Why Bushmaster just had to change the formula is beyond me. I guess it's the old story of the Emperor's New Cloths. Someone at Bushmaster just "had to know something special" and try to defy the laws of physics again, and make everyone thing it's was something special, but 130 years of hunting experience of American hunters may contradict them.


First off Hornady quoted the velocity at 2200 fps. The muzzle energy is 2686 foot pounds. At 100 yards it's 1879 foot pounds. A 400 gr bullet at 1600 fps has a little over 1600 foot pounds energy.

On Bushmasters website the tech data for the 450 says it has a 1 in 24 twist. A Ruger #1 in 45-70 has a 1 in 20 twist. We know what bullet weights it will shoot. You really don't know for 100 percent sure what weight a twist will handle until you shoot it. Look at muzzle loaders. They shoot some very heavy weight bullets out of some very slow twists. Way slower then 1 in 24. On the other hand look at some pistol cartridges like the 9mm, 30 Luger, and 30 Mausers. Their twists run from 8's to 10's for bullets running around 90 grs. On the other hand a 30 carbine runs a 1 in 20 twist for 110 gr bullets.

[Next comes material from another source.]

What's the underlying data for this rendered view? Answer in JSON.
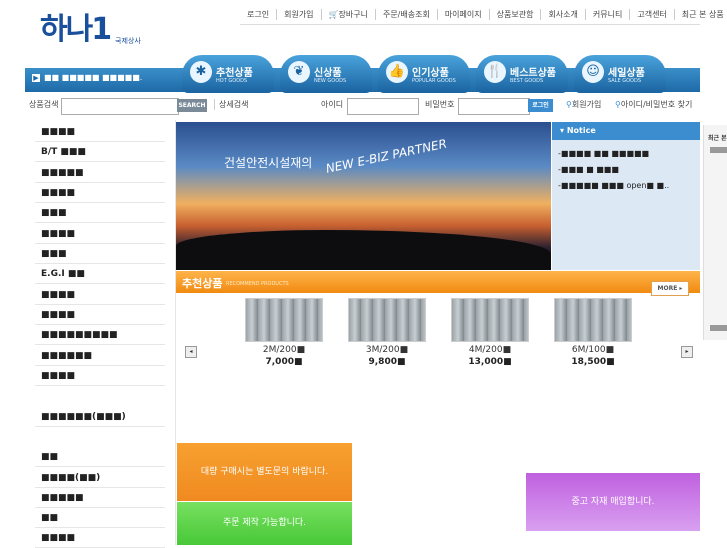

The thing I will agree with is that there are not a lot of .452 heavy weight bullets out there, unless you go with hard cast, which you can size to where you want. For that matter you can size down .458 jacketed bullets too. We are only talking .006 inch. Don't forget that means you're taking the sides of the bullet down .003. Yes I know sizing down jacketed bullets often times ruins their jacket/core bond. It would not affect hot core bullets much if any at all. I've sized down many jacketed bullets with very good success.
Bend  [Member]
8/13/2007 7:02:09 AM EST
"... unless you go with hard cast..."

A heavy (250-400 grain) hard cast .452-4 bullet at 800-2400 fps can and has killed any and all big game in the northern hemisphere. I call BS on needing a "rifle" bullet. Feeding would be the only issue.
TonyRumore  [Member]
8/13/2007 8:23:29 AM EST
1:24 sounds about right to me. In testing various twists with the 44 mag and 440 Corbon AR's back in the 90's, I found that 1:25 was a decent compromise for all 44 caliber bullets from 180 - 300 grains. The 440 would stabalize everything with a 1:38 twist, but the 44 Mag needed a bit faster twist to run the 300's.

I also tested 1:18 twist barrels and that was way too steep for both calibers. Accuracy sucked with all bullets.

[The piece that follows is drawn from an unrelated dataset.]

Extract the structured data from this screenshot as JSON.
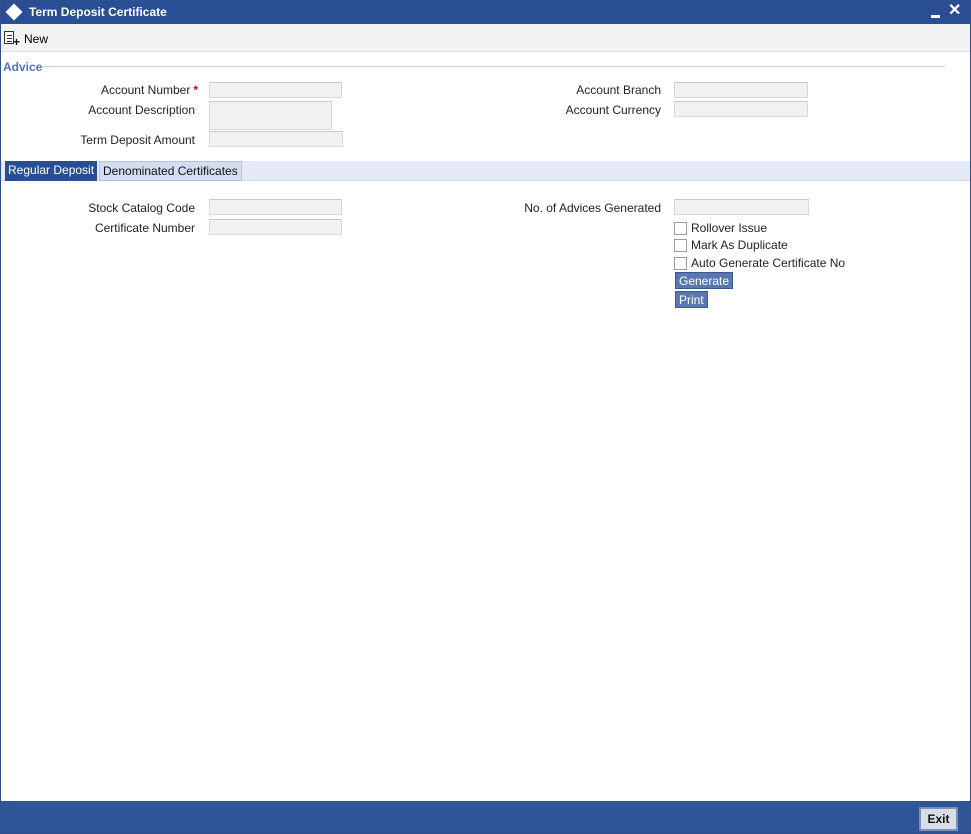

Unfortunately, I don't have any personal experience with the Hornady red tipped bullets, but I believe they have a fairly light front end compared to conventional bullets, thus will require a bit more twist. So, if you were only going to fire conventional bullets from the 450, a 1:38 twist is probably best. But with the red tipped bullet thrown into the equation, I suspect you would have to tighten it up a bit.





uafgrad  [Team Member]
8/13/2007 12:20:24 PM EST

Originally Posted By RealTeacher:
That's exactly my point!
I believe they should have made the bore .457-.458 and twisted it 1-18, instead of .452 and twisted it like a muzzleloader. They should have made a rifle for the use of RIFLE bullets.
There are plenty of 300 grain rifles bullets, and they go up to 400 and even 450. I don't know what the upper limit is with the SOCOM, but if Bushmaster had gone along the same lines, i am sure they could have made a much more versatile cartridge.

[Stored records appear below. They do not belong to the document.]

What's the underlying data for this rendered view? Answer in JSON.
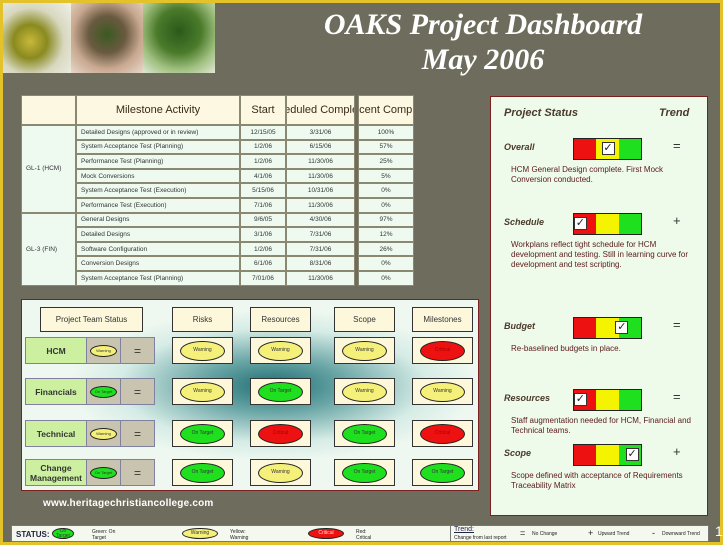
{
  "header": {
    "title_line1": "OAKS Project Dashboard",
    "title_line2": "May 2006"
  },
  "milestones": {
    "headers": [
      "Milestone Activity",
      "Start",
      "Scheduled Completion",
      "Percent Complete"
    ],
    "groups": [
      {
        "name": "GL-1 (HCM)",
        "rows": [
          [
            "Detailed Designs (approved or in review)",
            "12/15/05",
            "3/31/06",
            "100%"
          ],
          [
            "System Acceptance Test (Planning)",
            "1/2/06",
            "6/15/06",
            "57%"
          ],
          [
            "Performance Test (Planning)",
            "1/2/06",
            "11/30/06",
            "25%"
          ],
          [
            "Mock Conversions",
            "4/1/06",
            "11/30/06",
            "5%"
          ],
          [
            "System Acceptance Test (Execution)",
            "5/15/06",
            "10/31/06",
            "0%"
          ],
          [
            "Performance Test (Execution)",
            "7/1/06",
            "11/30/06",
            "0%"
          ]
        ]
      },
      {
        "name": "GL-3 (FIN)",
        "rows": [
          [
            "General Designs",
            "9/6/05",
            "4/30/06",
            "97%"
          ],
          [
            "Detailed Designs",
            "3/1/06",
            "7/31/06",
            "12%"
          ],
          [
            "Software Configuration",
            "1/2/06",
            "7/31/06",
            "26%"
          ],
          [
            "Conversion Designs",
            "6/1/06",
            "8/31/06",
            "0%"
          ],
          [
            "System Acceptance Test (Planning)",
            "7/01/06",
            "11/30/06",
            "0%"
          ]
        ]
      }
    ]
  },
  "team_status": {
    "header": "Project Team Status",
    "columns": [
      "Risks",
      "Resources",
      "Scope",
      "Milestones"
    ],
    "labels": {
      "green": "On Target",
      "yellow": "Warning",
      "red": "Critical"
    },
    "rows": [
      {
        "team": "HCM",
        "status": "yellow",
        "trend": "=",
        "cells": [
          "yellow",
          "yellow",
          "yellow",
          "red"
        ]
      },
      {
        "team": "Financials",
        "status": "green",
        "trend": "=",
        "cells": [
          "yellow",
          "green",
          "yellow",
          "yellow"
        ]
      },
      {
        "team": "Technical",
        "status": "yellow",
        "trend": "=",
        "cells": [
          "green",
          "red",
          "green",
          "red"
        ]
      },
      {
        "team": "Change Management",
        "status": "green",
        "trend": "=",
        "cells": [
          "green",
          "yellow",
          "green",
          "green"
        ]
      }
    ]
  },
  "watermark": "www.heritagechristiancollege.com",
  "project_status": {
    "title": "Project Status",
    "trend_title": "Trend",
    "items": [
      {
        "label": "Overall",
        "level": "yellow",
        "level_pos": 0.5,
        "trend": "=",
        "text": "HCM General Design complete.  First Mock Conversion conducted."
      },
      {
        "label": "Schedule",
        "level": "red",
        "level_pos": 0.1,
        "trend": "+",
        "text": "Workplans reflect tight schedule for HCM development and testing.  Still in learning curve for development and test scripting."
      },
      {
        "label": "Budget",
        "level": "yellow-green",
        "level_pos": 0.7,
        "trend": "=",
        "text": "Re-baselined budgets in place."
      },
      {
        "label": "Resources",
        "level": "red",
        "level_pos": 0.1,
        "trend": "=",
        "text": "Staff augmentation needed for HCM, Financial and Technical teams."
      },
      {
        "label": "Scope",
        "level": "green",
        "level_pos": 0.85,
        "trend": "+",
        "text": "Scope defined with acceptance of Requirements Traceability Matrix"
      }
    ]
  },
  "legend": {
    "status_label": "STATUS:",
    "green_oval": "On Target",
    "green_desc": "Green: On Target",
    "yellow_oval": "Warning",
    "yellow_desc": "Yellow: Warning",
    "red_oval": "Critical",
    "red_desc": "Red: Critical",
    "trend_label": "Trend:",
    "trend_sub": "Change from last report",
    "no_change_sym": "=",
    "no_change": "No Change",
    "up_sym": "+",
    "up": "Upward Trend",
    "down_sym": "-",
    "down": "Downward Trend"
  },
  "page_number": "1",
  "colors": {
    "red": "#ee1111",
    "yellow": "#f5f07a",
    "green": "#1fe01f",
    "background": "#6e6c5c",
    "frame": "#e3c22a"
  }
}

There are bullets available for the 458 SOCOM (.458 dia) ranging from 250 grains to 600 grains
only1asterisk  [Member]
8/13/2007 5:10:51 PM EST

1:24 sounds about right to me.


Me too. I think it will work will all available .451-452" bullets. It should be good up to nearly 400 grains depending on bullet design. I still think the 450 BM is a not as well designed a round as either the 458 SOCOM or .50 Beowulf.